You have a two-period time horizon. You can choose system Y now for the two periods, or you can experiment for the first period (i.e., use system X) and then choose a system for the second period depending on your payoff in period 1.
- Draw the decision tree. Label carefully.
- Put the payoffs
- Put the probabilities you can write down immediately on the appropriate branches.
- Explain how to compute the other probabilities.
- Assuming that you wish to maximize the expected value of the payoffs, what strategy should you follow?
Problem 2
Marian Haste is a painter under contract to paint the exterior of a house for $50,000. Unfortunately for her, the outside temperature may drop below freezing. If it does, the paint will not stick well and may peel off. The paint may also peel off even if it doesn’t freeze.
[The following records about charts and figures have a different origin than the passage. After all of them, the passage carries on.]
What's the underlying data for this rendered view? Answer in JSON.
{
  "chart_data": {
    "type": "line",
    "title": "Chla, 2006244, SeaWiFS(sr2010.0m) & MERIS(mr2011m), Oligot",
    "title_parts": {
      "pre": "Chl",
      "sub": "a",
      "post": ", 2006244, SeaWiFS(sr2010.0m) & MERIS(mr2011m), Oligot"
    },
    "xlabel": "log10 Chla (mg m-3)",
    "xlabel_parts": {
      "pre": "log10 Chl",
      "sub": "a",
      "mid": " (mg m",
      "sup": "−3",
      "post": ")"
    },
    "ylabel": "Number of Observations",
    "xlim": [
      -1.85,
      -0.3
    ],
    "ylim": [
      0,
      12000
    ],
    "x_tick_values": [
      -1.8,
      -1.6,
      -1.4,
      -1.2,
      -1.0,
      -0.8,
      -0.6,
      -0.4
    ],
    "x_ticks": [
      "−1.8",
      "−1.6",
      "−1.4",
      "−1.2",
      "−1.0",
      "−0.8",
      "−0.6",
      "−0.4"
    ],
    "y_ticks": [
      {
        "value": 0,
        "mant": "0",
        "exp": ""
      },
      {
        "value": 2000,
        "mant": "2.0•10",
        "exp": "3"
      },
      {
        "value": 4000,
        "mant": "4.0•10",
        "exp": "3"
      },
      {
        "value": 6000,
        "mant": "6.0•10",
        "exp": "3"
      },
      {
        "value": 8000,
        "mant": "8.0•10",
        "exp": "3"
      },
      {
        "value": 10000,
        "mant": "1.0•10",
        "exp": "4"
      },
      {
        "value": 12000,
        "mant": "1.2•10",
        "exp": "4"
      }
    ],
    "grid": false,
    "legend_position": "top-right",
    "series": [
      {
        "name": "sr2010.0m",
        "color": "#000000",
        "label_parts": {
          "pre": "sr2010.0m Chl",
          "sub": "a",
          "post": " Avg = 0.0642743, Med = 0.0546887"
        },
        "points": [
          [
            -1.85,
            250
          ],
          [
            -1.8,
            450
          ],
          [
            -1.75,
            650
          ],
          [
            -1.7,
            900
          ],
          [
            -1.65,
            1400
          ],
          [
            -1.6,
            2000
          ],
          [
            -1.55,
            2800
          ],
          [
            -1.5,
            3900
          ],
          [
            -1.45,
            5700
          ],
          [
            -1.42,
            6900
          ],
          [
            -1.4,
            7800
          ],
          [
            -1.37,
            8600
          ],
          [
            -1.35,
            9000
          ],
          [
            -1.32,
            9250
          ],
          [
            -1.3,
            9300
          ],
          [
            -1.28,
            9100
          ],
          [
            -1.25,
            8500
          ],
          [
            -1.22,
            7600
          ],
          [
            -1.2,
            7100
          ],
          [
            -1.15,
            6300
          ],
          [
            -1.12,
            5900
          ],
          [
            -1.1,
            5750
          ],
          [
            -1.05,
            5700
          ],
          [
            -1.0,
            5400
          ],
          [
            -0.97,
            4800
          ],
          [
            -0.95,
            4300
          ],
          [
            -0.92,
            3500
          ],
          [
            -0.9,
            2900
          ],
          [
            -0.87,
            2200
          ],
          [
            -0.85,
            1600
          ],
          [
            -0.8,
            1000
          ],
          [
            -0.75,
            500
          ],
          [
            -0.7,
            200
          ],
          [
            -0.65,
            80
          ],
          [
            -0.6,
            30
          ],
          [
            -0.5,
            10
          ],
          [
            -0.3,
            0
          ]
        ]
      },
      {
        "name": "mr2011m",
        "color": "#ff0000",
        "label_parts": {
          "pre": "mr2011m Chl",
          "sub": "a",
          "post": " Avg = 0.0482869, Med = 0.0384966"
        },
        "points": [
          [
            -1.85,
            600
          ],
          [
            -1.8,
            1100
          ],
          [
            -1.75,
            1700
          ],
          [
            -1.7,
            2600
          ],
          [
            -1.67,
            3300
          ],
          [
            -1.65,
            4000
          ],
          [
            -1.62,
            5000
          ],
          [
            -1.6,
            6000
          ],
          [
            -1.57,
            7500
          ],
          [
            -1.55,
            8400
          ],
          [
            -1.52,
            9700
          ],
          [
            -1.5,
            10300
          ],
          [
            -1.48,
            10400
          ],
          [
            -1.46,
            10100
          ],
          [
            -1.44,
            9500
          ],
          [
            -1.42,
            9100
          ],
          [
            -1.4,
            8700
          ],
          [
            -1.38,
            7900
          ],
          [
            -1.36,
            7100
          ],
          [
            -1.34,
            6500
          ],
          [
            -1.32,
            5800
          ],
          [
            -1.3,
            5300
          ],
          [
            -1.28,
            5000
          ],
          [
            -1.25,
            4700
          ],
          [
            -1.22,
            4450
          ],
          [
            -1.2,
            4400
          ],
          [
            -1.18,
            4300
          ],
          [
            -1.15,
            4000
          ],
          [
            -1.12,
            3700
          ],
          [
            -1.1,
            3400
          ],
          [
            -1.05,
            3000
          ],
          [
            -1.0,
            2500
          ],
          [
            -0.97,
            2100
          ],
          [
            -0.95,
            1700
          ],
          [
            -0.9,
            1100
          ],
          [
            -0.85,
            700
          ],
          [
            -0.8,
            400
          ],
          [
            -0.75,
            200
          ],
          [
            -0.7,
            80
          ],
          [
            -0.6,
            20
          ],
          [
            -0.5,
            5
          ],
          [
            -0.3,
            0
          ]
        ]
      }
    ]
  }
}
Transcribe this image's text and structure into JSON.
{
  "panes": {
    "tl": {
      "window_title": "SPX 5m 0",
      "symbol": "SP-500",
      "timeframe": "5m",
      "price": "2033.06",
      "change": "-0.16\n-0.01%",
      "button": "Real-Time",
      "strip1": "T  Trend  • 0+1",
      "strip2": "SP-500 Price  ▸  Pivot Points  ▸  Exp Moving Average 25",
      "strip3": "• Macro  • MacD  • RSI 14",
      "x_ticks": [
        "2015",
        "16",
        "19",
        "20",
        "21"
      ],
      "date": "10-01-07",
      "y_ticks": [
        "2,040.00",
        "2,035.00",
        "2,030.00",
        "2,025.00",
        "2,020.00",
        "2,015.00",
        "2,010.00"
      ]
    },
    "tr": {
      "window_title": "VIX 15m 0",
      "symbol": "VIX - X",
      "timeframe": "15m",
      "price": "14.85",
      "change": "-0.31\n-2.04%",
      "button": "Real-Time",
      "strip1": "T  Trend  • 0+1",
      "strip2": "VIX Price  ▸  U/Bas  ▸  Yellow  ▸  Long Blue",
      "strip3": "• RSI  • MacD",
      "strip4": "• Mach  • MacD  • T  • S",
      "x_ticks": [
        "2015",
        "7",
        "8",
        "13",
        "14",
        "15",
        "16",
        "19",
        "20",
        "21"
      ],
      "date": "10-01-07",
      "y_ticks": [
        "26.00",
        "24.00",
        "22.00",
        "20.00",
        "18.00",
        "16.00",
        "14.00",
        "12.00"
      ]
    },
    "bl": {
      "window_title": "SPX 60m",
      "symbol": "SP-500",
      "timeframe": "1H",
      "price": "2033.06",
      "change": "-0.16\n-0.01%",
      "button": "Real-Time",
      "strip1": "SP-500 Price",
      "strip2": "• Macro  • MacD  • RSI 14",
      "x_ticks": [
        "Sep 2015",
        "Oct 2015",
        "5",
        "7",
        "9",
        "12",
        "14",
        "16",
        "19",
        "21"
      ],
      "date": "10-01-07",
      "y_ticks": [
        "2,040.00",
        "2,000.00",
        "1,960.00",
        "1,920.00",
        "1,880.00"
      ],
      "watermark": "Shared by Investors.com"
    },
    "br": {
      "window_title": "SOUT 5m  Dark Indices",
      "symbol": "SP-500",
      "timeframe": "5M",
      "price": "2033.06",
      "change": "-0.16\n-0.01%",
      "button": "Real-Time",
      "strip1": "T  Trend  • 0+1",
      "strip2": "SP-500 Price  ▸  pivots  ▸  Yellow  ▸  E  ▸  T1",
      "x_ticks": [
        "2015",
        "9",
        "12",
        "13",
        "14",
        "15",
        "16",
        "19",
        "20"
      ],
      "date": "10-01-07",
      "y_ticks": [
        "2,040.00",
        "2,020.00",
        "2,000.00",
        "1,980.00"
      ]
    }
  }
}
Either way the peeling happens, Marian would have to repaint the house, at a cost of $30,000.
The weather forecast indicates a 60% chance of rain. Marian also believes there is a 1/3 chance the paint may peel if the rain freezes, but only a 10% chance if it does not. Her choices now are either to go ahead and paint or to defer it until it’s warm enough so it won’t possibly freeze. Deferring the job would require her to pay $8,000 in overtime and penalties.
- What would you advise Marian to do? (Should Marian Haste go ahead and repaint at leisure?)
- What is the most Marian should pay for better information about the weather?